Chez cette espèce, à la perte et la fragmentation des habitats, et à l’évolution défavorable du climat (réchauffement) la réduction de la mortalité est le facteur clé pour qu’elle retrouve ses effectifs passés. Il faut donc ne plus le chasser.
La chasse peut localement avoir un impact direct sur le déclin du Grand tétras (MENONI, 2003), les prélèvements pouvant toucher des mâles dominants, mais aussi indirect, en augmentant potentiellement sa sensibilité à d’autres menaces. Lors de la chasse d’autres espèces en automne et début d’hiver, le tir illégal de coqs et de poules est encore localement pratiqué dans les départements pyrénéens (MÉNONI, 1994 ; NOVOA ; MENONI & DURIEZ, 2008). Cela peut constituer localement un important facteur limitant de la démographie de l’espèce.
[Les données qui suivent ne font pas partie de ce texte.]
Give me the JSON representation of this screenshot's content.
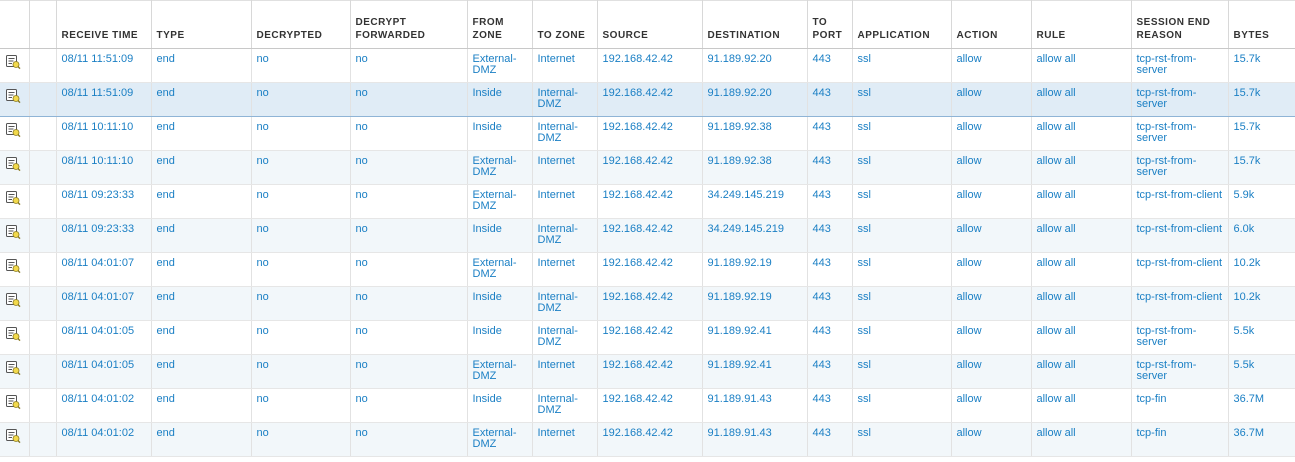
{
  "columns": [
    {
      "key": "icon",
      "label": ""
    },
    {
      "key": "check",
      "label": ""
    },
    {
      "key": "receive_time",
      "label": "RECEIVE TIME"
    },
    {
      "key": "type",
      "label": "TYPE"
    },
    {
      "key": "decrypted",
      "label": "DECRYPTED"
    },
    {
      "key": "decrypt_forwarded",
      "label": "DECRYPT FORWARDED"
    },
    {
      "key": "from_zone",
      "label": "FROM ZONE"
    },
    {
      "key": "to_zone",
      "label": "TO ZONE"
    },
    {
      "key": "source",
      "label": "SOURCE"
    },
    {
      "key": "destination",
      "label": "DESTINATION"
    },
    {
      "key": "to_port",
      "label": "TO PORT"
    },
    {
      "key": "application",
      "label": "APPLICATION"
    },
    {
      "key": "action",
      "label": "ACTION"
    },
    {
      "key": "rule",
      "label": "RULE"
    },
    {
      "key": "session_end_reason",
      "label": "SESSION END REASON"
    },
    {
      "key": "bytes",
      "label": "BYTES"
    }
  ],
  "icons": {
    "row_detail": "log-detail-icon"
  },
  "colors": {
    "link": "#1a7fc4",
    "header_text": "#333333",
    "alt_row": "#f2f7fa",
    "selected_row": "#e0ecf6"
  },
  "rows": [
    {
      "receive_time": "08/11 11:51:09",
      "type": "end",
      "decrypted": "no",
      "decrypt_forwarded": "no",
      "from_zone": "External-DMZ",
      "to_zone": "Internet",
      "source": "192.168.42.42",
      "destination": "91.189.92.20",
      "to_port": "443",
      "application": "ssl",
      "action": "allow",
      "rule": "allow all",
      "session_end_reason": "tcp-rst-from-server",
      "bytes": "15.7k"
    },
    {
      "receive_time": "08/11 11:51:09",
      "type": "end",
      "decrypted": "no",
      "decrypt_forwarded": "no",
      "from_zone": "Inside",
      "to_zone": "Internal-DMZ",
      "source": "192.168.42.42",
      "destination": "91.189.92.20",
      "to_port": "443",
      "application": "ssl",
      "action": "allow",
      "rule": "allow all",
      "session_end_reason": "tcp-rst-from-server",
      "bytes": "15.7k"
    },
    {
      "receive_time": "08/11 10:11:10",
      "type": "end",
      "decrypted": "no",
      "decrypt_forwarded": "no",
      "from_zone": "Inside",
      "to_zone": "Internal-DMZ",
      "source": "192.168.42.42",
      "destination": "91.189.92.38",
      "to_port": "443",
      "application": "ssl",
      "action": "allow",
      "rule": "allow all",
      "session_end_reason": "tcp-rst-from-server",
      "bytes": "15.7k"
    },
    {
      "receive_time": "08/11 10:11:10",
      "type": "end",
      "decrypted": "no",
      "decrypt_forwarded": "no",
      "from_zone": "External-DMZ",
      "to_zone": "Internet",
      "source": "192.168.42.42",
      "destination": "91.189.92.38",
      "to_port": "443",
      "application": "ssl",
      "action": "allow",
      "rule": "allow all",
      "session_end_reason": "tcp-rst-from-server",
      "bytes": "15.7k"
    },
    {
      "receive_time": "08/11 09:23:33",
      "type": "end",
      "decrypted": "no",
      "decrypt_forwarded": "no",
      "from_zone": "External-DMZ",
      "to_zone": "Internet",
      "source": "192.168.42.42",
      "destination": "34.249.145.219",
      "to_port": "443",
      "application": "ssl",
      "action": "allow",
      "rule": "allow all",
      "session_end_reason": "tcp-rst-from-client",
      "bytes": "5.9k"
    },
    {
      "receive_time": "08/11 09:23:33",
      "type": "end",
      "decrypted": "no",
      "decrypt_forwarded": "no",
      "from_zone": "Inside",
      "to_zone": "Internal-DMZ",
      "source": "192.168.42.42",
      "destination": "34.249.145.219",
      "to_port": "443",
      "application": "ssl",
      "action": "allow",
      "rule": "allow all",
      "session_end_reason": "tcp-rst-from-client",
      "bytes": "6.0k"
    },
    {
      "receive_time": "08/11 04:01:07",
      "type": "end",
      "decrypted": "no",
      "decrypt_forwarded": "no",
      "from_zone": "External-DMZ",
      "to_zone": "Internet",
      "source": "192.168.42.42",
      "destination": "91.189.92.19",
      "to_port": "443",
      "application": "ssl",
      "action": "allow",
      "rule": "allow all",
      "session_end_reason": "tcp-rst-from-client",
      "bytes": "10.2k"
    },
    {
      "receive_time": "08/11 04:01:07",
      "type": "end",
      "decrypted": "no",
      "decrypt_forwarded": "no",
      "from_zone": "Inside",
      "to_zone": "Internal-DMZ",
      "source": "192.168.42.42",
      "destination": "91.189.92.19",
      "to_port": "443",
      "application": "ssl",
      "action": "allow",
      "rule": "allow all",
      "session_end_reason": "tcp-rst-from-client",
      "bytes": "10.2k"
    },
    {
      "receive_time": "08/11 04:01:05",
      "type": "end",
      "decrypted": "no",
      "decrypt_forwarded": "no",
      "from_zone": "Inside",
      "to_zone": "Internal-DMZ",
      "source": "192.168.42.42",
      "destination": "91.189.92.41",
      "to_port": "443",
      "application": "ssl",
      "action": "allow",
      "rule": "allow all",
      "session_end_reason": "tcp-rst-from-server",
      "bytes": "5.5k"
    },
    {
      "receive_time": "08/11 04:01:05",
      "type": "end",
      "decrypted": "no",
      "decrypt_forwarded": "no",
      "from_zone": "External-DMZ",
      "to_zone": "Internet",
      "source": "192.168.42.42",
      "destination": "91.189.92.41",
      "to_port": "443",
      "application": "ssl",
      "action": "allow",
      "rule": "allow all",
      "session_end_reason": "tcp-rst-from-server",
      "bytes": "5.5k"
    },
    {
      "receive_time": "08/11 04:01:02",
      "type": "end",
      "decrypted": "no",
      "decrypt_forwarded": "no",
      "from_zone": "Inside",
      "to_zone": "Internal-DMZ",
      "source": "192.168.42.42",
      "destination": "91.189.91.43",
      "to_port": "443",
      "application": "ssl",
      "action": "allow",
      "rule": "allow all",
      "session_end_reason": "tcp-fin",
      "bytes": "36.7M"
    },
    {
      "receive_time": "08/11 04:01:02",
      "type": "end",
      "decrypted": "no",
      "decrypt_forwarded": "no",
      "from_zone": "External-DMZ",
      "to_zone": "Internet",
      "source": "192.168.42.42",
      "destination": "91.189.91.43",
      "to_port": "443",
      "application": "ssl",
      "action": "allow",
      "rule": "allow all",
      "session_end_reason": "tcp-fin",
      "bytes": "36.7M"
    }
  ]
}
Les prélèvements illégaux peuvent, sur certains lieux et certaines années, dépasser les prélèvements légaux (un coq au minimum dans les Pyrénées Atlantiques en 2007) (MENONI & DURIEZ, 2008).
D’autres facteurs ont également un impact sur le Grand tétras : la prédation des méso-prédateurs en absence de super-prédateurs (Homme exclu), les collisions avec les infrastructures linéaires disposées en milieux de montagne (câbles de remontées mécaniques, lignes électriques voire clôtures à vocation pastorale ou sylvicole), sans oublier la stochasticité environnementale (qui n’est pas incluse dans le modèle démographique actuel) et les aléas météorologiques dans un contexte de dérèglement climatique.
Ceci souligne que les efforts de conservation entrepris ces dernières années n’ont pas été suffisamment efficaces pour enrayer la dynamique négative de la population. Le bilan des actions mises en œuvre dans le cadre du Plan National d’Actions 2012-2021 de réduction des facteurs de dérangements et de mortalité d’origine anthropique n’ont pas suffisamment porté ses fruits. Par exemple, les sites Natura 2000 en Haut-Béarn (64) sont dépourvus de DOCOB.
Nous ne pouvons donc qu’approuver la décision n° 453232 du 1er juin 2022 du Conseil d’État qui enjoint le ministre chargé de la chasse de prendre un arrêté suspendant la chasse du Grand tétras sur l’ensemble du territoire métropolitain de la France pour une durée de cinq ans.
Si au niveau national (UICN & MNHN Évaluation 2008+ liste rouge MNHN 2016), la sous espèce pyrénéenne Tetrao urogallus aquitanicus Ingram, 1915 est « vulnérable », elle est réglementairement une espèce classé "Gibier" ; donc pas besoin d’autorisation pour le manipuler (capture, équipement de balises GPS) ou contrôler-évaluer les opérations de prélèvements en cours dans les Hautes-Pyrénées ou les tentatives de réintroduction / renforcement des populations en cours. Il est donc essentiel de pouvoir disposer des leviers apportés par le statut d’espèce protégée défini par les articles L 411-1 et suivants du code de
l’environnement. Au-delà de son statut de protection, le statut de protection de l’espèce permettrait de préserver la naturalité des vielles forêts de montagne et leurs cortèges de micro-dendro-habitats favorables à l’entomofaune associée.